Member of the Legislative Assembly of Saskatchewan
- In office 1917–1925
- In office 1927–1938

Personal details
- Born: October 25, 1880 Birsay, Orkney Islands, Scotland
- Died: March 4, 1975 (aged 94) Regina, Saskatchewan
- Party: Liberal
- Other political affiliations: Liberal Party of Saskatchewan
- Cabinet: Provincial: Minister of Railways Minister of Highways Minister of Railways, Labour and Industries Minister of Agriculture Minister of Public Works

= George Spence (Canadian politician) =

Canadian politician

George Spence, (October 25, 1880 - March 4, 1975) was a Canadian provincial and federal politician.

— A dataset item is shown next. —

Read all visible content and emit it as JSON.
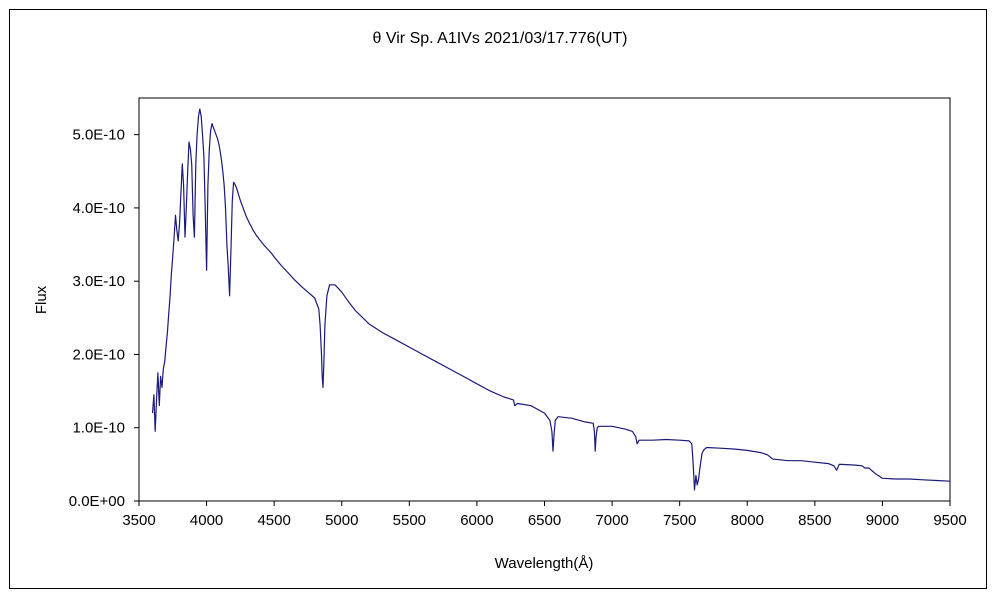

Born in Birsay, Orkney Islands, Scotland, the son of Thomas Spence and Elizabeth Hunter, he studied electrical engineering at the Leith Academy Technical College and emigrated to Canada in 1900 to pan for gold in the Yukon. In 1903, he moved to Austin, Manitoba where he was a farmer. In 1912, he moved to Monchy, Saskatchewan. He was first elected to the Legislative Assembly of Saskatchewan in 1917 for the riding of Notukeu. A Liberal, he was re-elected in 1921 and 1925. He resigned his provincial seat in 1925 and was elected in the 1925 federal election in the riding of Maple Creek. A Liberal, he was re-elected in the 1926 federal election. He resigned his seat in 1927 to re-enter provincial politics, where he was appointed Minister of Railways. He was also Minister of Highways, Minister of Railways, Labour and Industries, Minister of Agriculture, and Minister of Public Works. He would serve until 1938 when he was appointed Director of the Prairie Farm Rehabilitation Administration. From 1947 to 1957, he was a member of the International Joint Commission, an independent binational organization established by the United States and Canada under the International Boundary Waters Treaty of 1909.

In 1919, Spence married Ivy Irene May. They had two daughters.

In 1946 he was made Commander of the Order of the British Empire and was awarded an Honorary Doctor of Law degree from the University of Saskatchewan in 1948. In 1974, he was inducted into the Saskatchewan Agricultural Hall of Fame.

He was the author of Survival of a Vision, published in 1967.

Spence died in Regina at the age of 94.